7. Software, Implementations, and Extensions

The official PyTorch implementation is provided at https://github.com/thuml/Autoformer, with configurations for training (Adam optimizer, learning rate 1e41\mathrm{e}{-4}, early stopping), and standard preprocessing (concatenation of past series and masked placeholders). The codebase supports reproducibility and adaptation to varied forecasting tasks.

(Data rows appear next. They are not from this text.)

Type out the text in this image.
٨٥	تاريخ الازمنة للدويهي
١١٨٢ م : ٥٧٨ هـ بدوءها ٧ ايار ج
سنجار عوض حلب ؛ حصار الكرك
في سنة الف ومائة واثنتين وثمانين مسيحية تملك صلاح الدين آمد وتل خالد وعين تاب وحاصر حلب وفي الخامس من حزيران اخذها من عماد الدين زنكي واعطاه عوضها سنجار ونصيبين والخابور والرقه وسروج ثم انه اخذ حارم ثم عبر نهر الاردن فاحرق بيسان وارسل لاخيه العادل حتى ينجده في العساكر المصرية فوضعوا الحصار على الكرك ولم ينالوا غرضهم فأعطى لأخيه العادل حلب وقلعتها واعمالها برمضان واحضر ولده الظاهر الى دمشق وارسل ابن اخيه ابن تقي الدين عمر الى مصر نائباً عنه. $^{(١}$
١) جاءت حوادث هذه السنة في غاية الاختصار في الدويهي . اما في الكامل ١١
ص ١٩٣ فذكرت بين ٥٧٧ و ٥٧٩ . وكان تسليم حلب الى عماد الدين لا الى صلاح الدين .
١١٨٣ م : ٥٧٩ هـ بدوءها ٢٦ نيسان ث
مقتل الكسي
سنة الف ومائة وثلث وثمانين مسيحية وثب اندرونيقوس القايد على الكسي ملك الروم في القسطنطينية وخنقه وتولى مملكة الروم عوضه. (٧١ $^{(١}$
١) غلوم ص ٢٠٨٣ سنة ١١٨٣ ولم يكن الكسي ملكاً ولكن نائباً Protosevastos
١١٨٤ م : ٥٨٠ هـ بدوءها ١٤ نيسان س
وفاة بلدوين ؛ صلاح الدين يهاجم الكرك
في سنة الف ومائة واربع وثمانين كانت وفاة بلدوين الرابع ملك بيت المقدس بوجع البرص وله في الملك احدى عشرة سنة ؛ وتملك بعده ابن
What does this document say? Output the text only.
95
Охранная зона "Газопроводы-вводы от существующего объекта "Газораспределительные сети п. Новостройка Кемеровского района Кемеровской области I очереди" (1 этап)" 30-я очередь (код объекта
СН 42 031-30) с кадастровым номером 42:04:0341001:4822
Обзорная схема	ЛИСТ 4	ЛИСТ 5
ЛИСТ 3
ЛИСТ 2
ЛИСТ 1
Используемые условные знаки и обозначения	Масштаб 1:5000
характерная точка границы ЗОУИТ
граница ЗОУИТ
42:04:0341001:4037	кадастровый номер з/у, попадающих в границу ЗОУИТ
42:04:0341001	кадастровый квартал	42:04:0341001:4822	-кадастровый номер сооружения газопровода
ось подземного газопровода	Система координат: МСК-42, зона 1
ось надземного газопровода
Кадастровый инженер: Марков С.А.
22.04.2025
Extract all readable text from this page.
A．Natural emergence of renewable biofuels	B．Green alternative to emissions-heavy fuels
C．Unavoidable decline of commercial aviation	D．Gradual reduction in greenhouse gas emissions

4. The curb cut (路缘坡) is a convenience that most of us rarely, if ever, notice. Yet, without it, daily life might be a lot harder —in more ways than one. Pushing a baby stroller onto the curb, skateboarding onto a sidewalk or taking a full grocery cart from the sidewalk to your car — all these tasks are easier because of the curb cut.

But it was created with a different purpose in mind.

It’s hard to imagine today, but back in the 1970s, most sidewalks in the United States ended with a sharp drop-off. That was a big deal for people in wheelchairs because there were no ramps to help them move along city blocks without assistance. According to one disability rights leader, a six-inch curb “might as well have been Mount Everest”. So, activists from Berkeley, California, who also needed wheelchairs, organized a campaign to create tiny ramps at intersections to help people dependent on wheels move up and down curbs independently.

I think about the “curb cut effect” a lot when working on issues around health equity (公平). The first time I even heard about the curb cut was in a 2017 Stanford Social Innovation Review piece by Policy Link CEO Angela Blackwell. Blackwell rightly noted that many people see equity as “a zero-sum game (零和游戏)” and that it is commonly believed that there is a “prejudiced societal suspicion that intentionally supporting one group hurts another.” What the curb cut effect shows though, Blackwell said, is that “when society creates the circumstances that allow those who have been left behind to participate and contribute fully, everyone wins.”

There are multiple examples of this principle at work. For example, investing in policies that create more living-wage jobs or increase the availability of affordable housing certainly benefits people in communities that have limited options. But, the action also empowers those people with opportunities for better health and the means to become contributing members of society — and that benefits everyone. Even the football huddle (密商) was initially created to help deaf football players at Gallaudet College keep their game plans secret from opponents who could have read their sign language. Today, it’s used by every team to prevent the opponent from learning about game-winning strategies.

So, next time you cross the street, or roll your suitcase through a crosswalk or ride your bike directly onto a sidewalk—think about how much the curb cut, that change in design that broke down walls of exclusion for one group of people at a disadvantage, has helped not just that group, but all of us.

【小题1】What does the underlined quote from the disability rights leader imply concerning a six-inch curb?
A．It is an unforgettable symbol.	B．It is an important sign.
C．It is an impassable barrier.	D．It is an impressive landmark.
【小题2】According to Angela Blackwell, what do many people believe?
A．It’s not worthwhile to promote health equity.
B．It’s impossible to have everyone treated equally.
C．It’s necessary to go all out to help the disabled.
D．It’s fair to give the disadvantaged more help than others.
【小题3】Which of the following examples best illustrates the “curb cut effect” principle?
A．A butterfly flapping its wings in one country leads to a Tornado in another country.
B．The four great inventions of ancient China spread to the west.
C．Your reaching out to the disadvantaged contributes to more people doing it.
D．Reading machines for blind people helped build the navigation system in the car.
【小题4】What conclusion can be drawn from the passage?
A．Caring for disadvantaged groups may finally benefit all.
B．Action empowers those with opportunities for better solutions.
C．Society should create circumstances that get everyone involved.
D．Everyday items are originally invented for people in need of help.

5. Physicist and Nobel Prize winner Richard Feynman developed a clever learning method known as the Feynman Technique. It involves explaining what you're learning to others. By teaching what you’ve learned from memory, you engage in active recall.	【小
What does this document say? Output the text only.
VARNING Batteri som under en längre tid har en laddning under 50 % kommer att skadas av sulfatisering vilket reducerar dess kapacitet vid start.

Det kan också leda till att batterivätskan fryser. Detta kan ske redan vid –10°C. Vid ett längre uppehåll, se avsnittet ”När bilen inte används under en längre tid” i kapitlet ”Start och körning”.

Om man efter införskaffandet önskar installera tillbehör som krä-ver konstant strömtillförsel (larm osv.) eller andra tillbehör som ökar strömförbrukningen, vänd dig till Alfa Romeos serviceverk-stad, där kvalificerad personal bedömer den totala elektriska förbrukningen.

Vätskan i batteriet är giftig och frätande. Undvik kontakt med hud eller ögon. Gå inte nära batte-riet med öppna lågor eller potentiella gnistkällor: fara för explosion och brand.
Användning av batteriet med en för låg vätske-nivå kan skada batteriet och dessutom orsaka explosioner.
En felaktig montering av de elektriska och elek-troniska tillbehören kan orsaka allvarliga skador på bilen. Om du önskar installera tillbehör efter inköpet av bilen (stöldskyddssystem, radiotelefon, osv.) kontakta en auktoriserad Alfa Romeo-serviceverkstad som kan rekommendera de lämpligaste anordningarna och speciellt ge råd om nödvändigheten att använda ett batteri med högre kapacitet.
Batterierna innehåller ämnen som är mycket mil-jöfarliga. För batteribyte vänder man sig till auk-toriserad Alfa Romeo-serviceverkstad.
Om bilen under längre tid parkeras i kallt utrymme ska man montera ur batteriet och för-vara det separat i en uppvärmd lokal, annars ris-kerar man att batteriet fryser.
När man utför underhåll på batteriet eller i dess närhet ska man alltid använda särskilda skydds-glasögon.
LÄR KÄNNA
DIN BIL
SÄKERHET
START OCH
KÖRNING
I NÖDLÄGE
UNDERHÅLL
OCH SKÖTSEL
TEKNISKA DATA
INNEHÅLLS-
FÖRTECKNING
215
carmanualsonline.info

Extensions and variants of Autoformer have addressed model interpretability (via concept bottlenecks (Sprang et al., 8 Oct 2024)), enhanced channel attention with frequency-domain representations (FECAM (Jiang et al., 2022)), handling of non-stationary data via normalization and de-stationary attention (Liu et al., 2022), and iterative multi-scale refinement (Scaleformer (Shabani et al., 2022)). Autoformer has also influenced applications in spatio-temporal contexts (graph forecasting), behavioral biometrics (gait recognition (Delgado-Santos et al., 2022)), wind speed forecasting with graph neural updates (Bentsen et al., 2022), and biomedical signal decomposition (e.g., EDA in mental health (Tsirmpas et al., 4 Jun 2025)), among others.

8. Summary and Outlook

Autoformer integrates series decomposition and auto-correlation in a unified Transformer-based architecture optimized for long-horizon time series forecasting. Its explicit modeling of trend and seasonality, sub-series dependency aggregation, and computational scalability contribute to state-of-the-art empirical results in diverse domains. The architecture’s design has catalyzed further advances in interpretability, hybrid attention schemes, and real-world applications. At the same time, critical studies caution that simple linear baselines may remain competitive or even superior in specific regimes; thus, the future direction of time series modeling may lie in combining strong inductive biases, automated search and adaptation, and problem-specific hybrid modeling strategies.